In brutally cold and windy conditions, 27-year-old Anderson, who also captured gold in the same event at the 2014 Olympics in Sochi, Russia, has become the first female to win two first place medals in the sport. Coming in second and third place against Anderson were, respectively, Canada’s Laurie Biouin and Finland’s Enni Rukajarvi who took silver and bronze.
Slopestyle snowboarding, in a nutshell, involves the snowboarder dashing down steep mountain slopes that have been peppered with a wide variety of obstacles such as high jumps, railings, benches, tables and the like.
I’ve been glued to the TV set since the Olympics began, and have learned that Anderson is the fifth of eight children, all of whom have been home schooled. The daughter of a Lake Tahoe firefighter, she enjoys climbing, hiking and skiing in Northern California and Nevada, took up snowboarding at the age of nine, and at 15 became the youngest female medalist when she won a bronze medal for snowboarding at the 2004 Winter Olympics. Born and raised at South Lake Tahoe, she is 5-foot 3-inches, weighs 119 pounds, a devotee of yoga and an active member of Protect Winters, a non-profit, non-political international organization partially funded by outdoor sports clothing and equipment manufacturers to protect wintertime tourism economies from environmental destruction, climate change and global warming.
As I watched the first week of the Olympics, which turned political with the appearances of Vice President Mike Pence and Kim Yo Jong, the sister of North Korean communist dictator Kim Jong Un (her initially-smiling countenance turned to scorn when the U.S. team marched past during the opening ceremonies), I recalled my week-long visit three-and-a-half years ago to South Korea which included a brief foray into North Korea.
Accompanied by my wife, Ludie, on this adventure in July 2014, we were driven about 35 miles from Seoul, the South Korean capital, to Panmunjom, a village that lies astride the South Korean-North Korean border, where the United Nations-brokered armistice ending the 1950-1953 Korean War was signed on July 27, 1953. Although an uneasy truce between the two Koreas has been in effect since the signing of the armistice, the two nations are still technically at war ... a war in which 37,667 Americans lost their lives, 103,284 were wounded and approximately 7,600 are still missing in action.

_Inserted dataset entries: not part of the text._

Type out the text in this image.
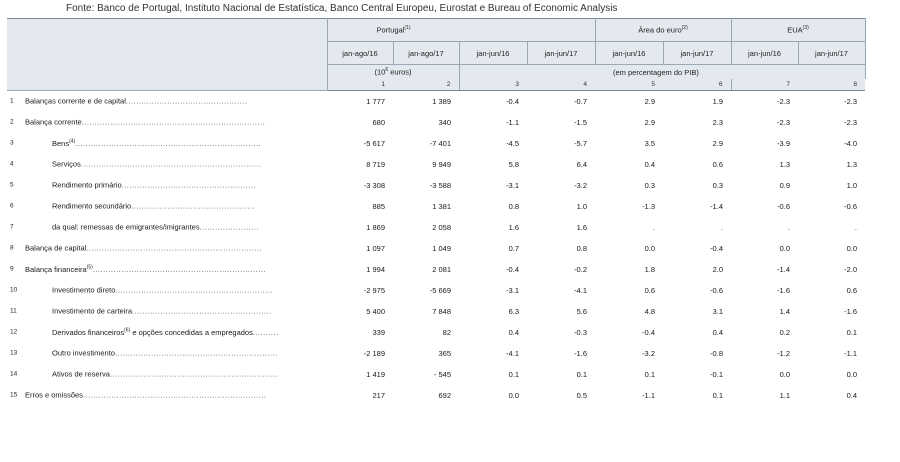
Fonte: Banco de Portugal, Instituto Nacional de Estatística, Banco Central Europeu, Eurostat e Bureau of Economic Analysis
	Portugal$^{(1)}$				Área do euro$^{(2)}$		EUA$^{(3)}$
	jan-ago/16	jan-ago/17	jan-jun/16	jan-jun/17	jan-jun/16	jan-jun/17	jan-jun/16	jan-jun/17
	($10^6$ euros)				(em percentagem do PIB)			
	1	2	3	4	5	6	7	8

1 Balanças corrente e de capital...............................................	1 777	1 389	-0.4	-0.7	2.9	1.9	-2.3	-2.3

2 Balança corrente.......................................................................	680	340	-1.1	-1.5	2.9	2.3	-2.3	-2.3

3 Bens$^{(4)}$........................................................................	-5 617	-7 401	-4.5	-5.7	3.5	2.9	-3.9	-4.0

4 Serviços......................................................................	8 719	9 949	5.8	6.4	0.4	0.6	1.3	1.3

5 Rendimento primário....................................................	-3 308	-3 588	-3.1	-3.2	0.3	0.3	0.9	1.0

6 Rendimento secundário................................................	885	1 381	0.8	1.0	-1.3	-1.4	-0.6	-0.6

7 da qual: remessas de emigrantes/imigrantes.......................	1 869	2 058	1.6	1.6	.	.	.	.

8 Balança de capital....................................................................	1 097	1 049	0.7	0.8	0.0	-0.4	0.0	0.0

9 Balança financeira$^{(5)}$...................................................................	1 994	2 081	-0.4	-0.2	1.8	2.0	-1.4	-2.0

10 Investimento direto.............................................................	-2 975	-5 669	-3.1	-4.1	0.6	-0.6	-1.6	0.6

11 Investimento de carteira......................................................	5 400	7 848	6.3	5.6	4.8	3.1	1.4	-1.6

12 Derivados financeiros$^{(6)}$ e opções concedidas a empregados..........	339	82	0.4	-0.3	-0.4	0.4	0.2	0.1

13 Outro investimento...............................................................	-2 189	365	-4.1	-1.6	-3.2	-0.8	-1.2	-1.1

14 Ativos de reserva.................................................................	1 419	- 545	0.1	0.1	0.1	-0.1	0.0	0.0

15 Erros e omissões.......................................................................	217	692	0.0	0.5	-1.1	0.1	1.1	0.4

During our journey, we passed pillboxes, tank traps, towering observation posts and huge blocks of concrete on both sides of the razor wire-topped chainlink fence and the two-mile-wide heavily-mined demilitarized zone (DMZ) that runs along the 115-mile border separating North and South Korea.

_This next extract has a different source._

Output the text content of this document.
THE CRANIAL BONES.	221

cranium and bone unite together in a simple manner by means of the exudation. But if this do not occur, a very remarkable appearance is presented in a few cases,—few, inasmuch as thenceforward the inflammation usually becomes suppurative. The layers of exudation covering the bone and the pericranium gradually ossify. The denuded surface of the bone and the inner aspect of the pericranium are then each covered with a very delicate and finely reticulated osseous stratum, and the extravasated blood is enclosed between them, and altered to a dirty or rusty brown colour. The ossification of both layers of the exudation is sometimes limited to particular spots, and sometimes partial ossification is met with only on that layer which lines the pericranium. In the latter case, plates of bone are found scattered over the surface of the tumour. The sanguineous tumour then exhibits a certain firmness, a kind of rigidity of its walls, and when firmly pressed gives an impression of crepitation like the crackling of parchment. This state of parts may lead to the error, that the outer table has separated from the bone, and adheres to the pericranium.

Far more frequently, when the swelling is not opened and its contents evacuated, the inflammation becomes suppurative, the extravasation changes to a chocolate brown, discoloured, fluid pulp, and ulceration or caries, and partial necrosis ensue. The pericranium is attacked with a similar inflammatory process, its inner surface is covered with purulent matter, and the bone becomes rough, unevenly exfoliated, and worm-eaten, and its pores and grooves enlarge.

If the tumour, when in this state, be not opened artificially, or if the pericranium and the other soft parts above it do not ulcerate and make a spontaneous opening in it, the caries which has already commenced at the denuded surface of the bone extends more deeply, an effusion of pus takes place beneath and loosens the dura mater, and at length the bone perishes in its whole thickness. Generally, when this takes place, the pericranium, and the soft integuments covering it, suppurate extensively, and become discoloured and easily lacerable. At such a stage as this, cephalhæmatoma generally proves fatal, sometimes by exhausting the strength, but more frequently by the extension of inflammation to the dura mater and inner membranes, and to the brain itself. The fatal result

Upon arriving at the Panmunjom truce village, we came upon a cluster of light-blue United Nations buildings on the South Korean side of the border and several nondescript gray Soviet-style military headquarters buildings that lie on the North Korean side.
Ushered into a large conference room in a blue-colored UN building that sat on the border of the two Koreas, we were told that this is where UN officials and representatives of North and South Korea hold periodic truce-related talks, as mandated by the 1953 armistice agreement.

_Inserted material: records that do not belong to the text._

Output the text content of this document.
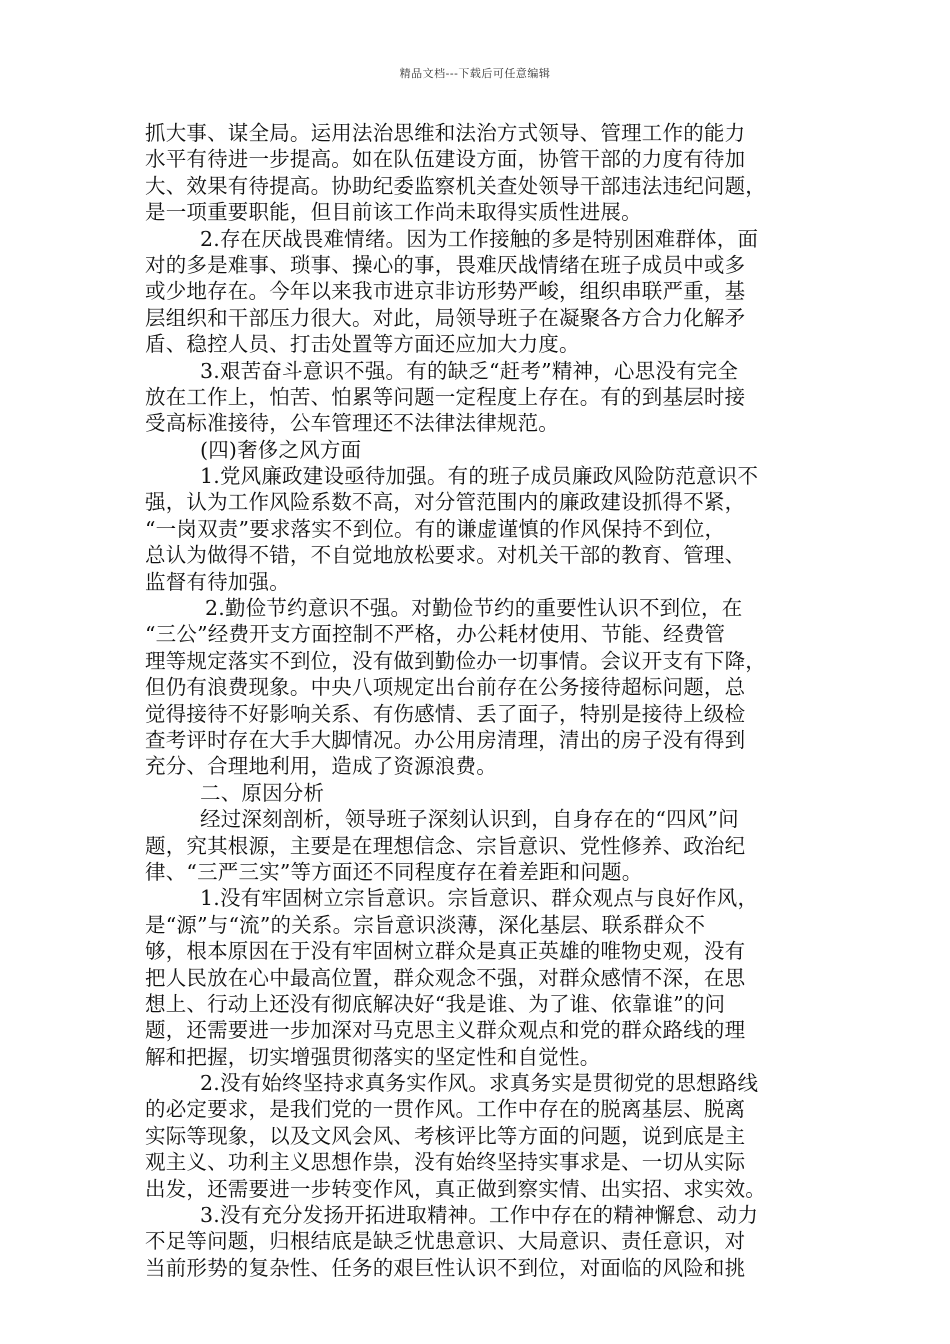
精品文档---下载后可任意编辑
抓大事、谋全局。运用法治思维和法治方式领导、管理工作的能力
水平有待进一步提高。如在队伍建设方面，协管干部的力度有待加
大、效果有待提高。协助纪委监察机关查处领导干部违法违纪问题，
是一项重要职能，但目前该工作尚未取得实质性进展。
2.存在厌战畏难情绪。因为工作接触的多是特别困难群体，面
对的多是难事、琐事、操心的事，畏难厌战情绪在班子成员中或多
或少地存在。今年以来我市进京非访形势严峻，组织串联严重，基
层组织和干部压力很大。对此，局领导班子在凝聚各方合力化解矛
盾、稳控人员、打击处置等方面还应加大力度。
3.艰苦奋斗意识不强。有的缺乏“赶考”精神，心思没有完全
放在工作上，怕苦、怕累等问题一定程度上存在。有的到基层时接
受高标准接待，公车管理还不法律法律规范。
(四)奢侈之风方面
1.党风廉政建设亟待加强。有的班子成员廉政风险防范意识不
强，认为工作风险系数不高，对分管范围内的廉政建设抓得不紧，
“一岗双责”要求落实不到位。有的谦虚谨慎的作风保持不到位，
总认为做得不错，不自觉地放松要求。对机关干部的教育、管理、
监督有待加强。
2.勤俭节约意识不强。对勤俭节约的重要性认识不到位，在
“三公”经费开支方面控制不严格，办公耗材使用、节能、经费管
理等规定落实不到位，没有做到勤俭办一切事情。会议开支有下降，
但仍有浪费现象。中央八项规定出台前存在公务接待超标问题，总
觉得接待不好影响关系、有伤感情、丢了面子，特别是接待上级检
查考评时存在大手大脚情况。办公用房清理，清出的房子没有得到
充分、合理地利用，造成了资源浪费。
二、原因分析
经过深刻剖析，领导班子深刻认识到，自身存在的“四风”问
题，究其根源，主要是在理想信念、宗旨意识、党性修养、政治纪
律、“三严三实”等方面还不同程度存在着差距和问题。
1.没有牢固树立宗旨意识。宗旨意识、群众观点与良好作风，
是“源”与“流”的关系。宗旨意识淡薄，深化基层、联系群众不
够，根本原因在于没有牢固树立群众是真正英雄的唯物史观，没有
把人民放在心中最高位置，群众观念不强，对群众感情不深，在思
想上、行动上还没有彻底解决好“我是谁、为了谁、依靠谁”的问
题，还需要进一步加深对马克思主义群众观点和党的群众路线的理
解和把握，切实增强贯彻落实的坚定性和自觉性。
2.没有始终坚持求真务实作风。求真务实是贯彻党的思想路线
的必定要求，是我们党的一贯作风。工作中存在的脱离基层、脱离
实际等现象，以及文风会风、考核评比等方面的问题，说到底是主
观主义、功利主义思想作祟，没有始终坚持实事求是、一切从实际
出发，还需要进一步转变作风，真正做到察实情、出实招、求实效。
3.没有充分发扬开拓进取精神。工作中存在的精神懈怠、动力
不足等问题，归根结底是缺乏忧患意识、大局意识、责任意识，对
当前形势的复杂性、任务的艰巨性认识不到位，对面临的风险和挑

In the corner of the room, half of which is in North Korea and half in South Korea, lay a long, rectangular wooden table surrounded by chairs. The south side of the table, which is in South Korean territory, was guarded by a South Korean soldier standing at attention and wearing wrap-around dark glasses. A North Korean soldier guarding the North Korean side of the table hastened outside when I tried to take his picture. I was permitted to take photos from the South Korean side and, in a moment of journalistic insanity, handed my camera to another visitor, grabbed my wife by the arm, walked her over to the North Korean side, and yelled to the startled fellow holding my camera (he was a Filipino army officer) “Take our photo NOW! We’re officially in North Korea and I want a photograph to prove it!”
Presto! He took the photo of the Henleys in North Korea. A U.S. Army officer attached to the UN waved his finger at me and said, “Get back here in South Korea at once! Do you see that door behind you? It lies in North Korea, and North Korean soldiers could storm through it and abduct you or both you and your wife.” But I decided to stay on the North Korean side of the room for a few more minutes, walking back and forth with Ludie and observing startled North Korean soldiers peering in the windows at these two crazy Americans.
After about 10 minutes, I said to Ludie “enough is enough” and we scurried back to the South Korean side of the table. We were given holy hell by the American officer, I can assure you. My story and photo of us in North Korea appeared in the Lahontan Valley News and Fallon Eagle-Standard a few weeks later.
The conference room and table are still there, and the enmity between South Korea and North Korea remains. The U.S., a strong ally of South Korea, maintains about 20,000 troops in South Korea. Nothing has changed. The North Koreans threaten South Korea and the United States with nuclear annihilation. War could come at any time.
David C. Henley is publisher emeritus of the Lahontan Valley News and Fallon Eagle-Standard.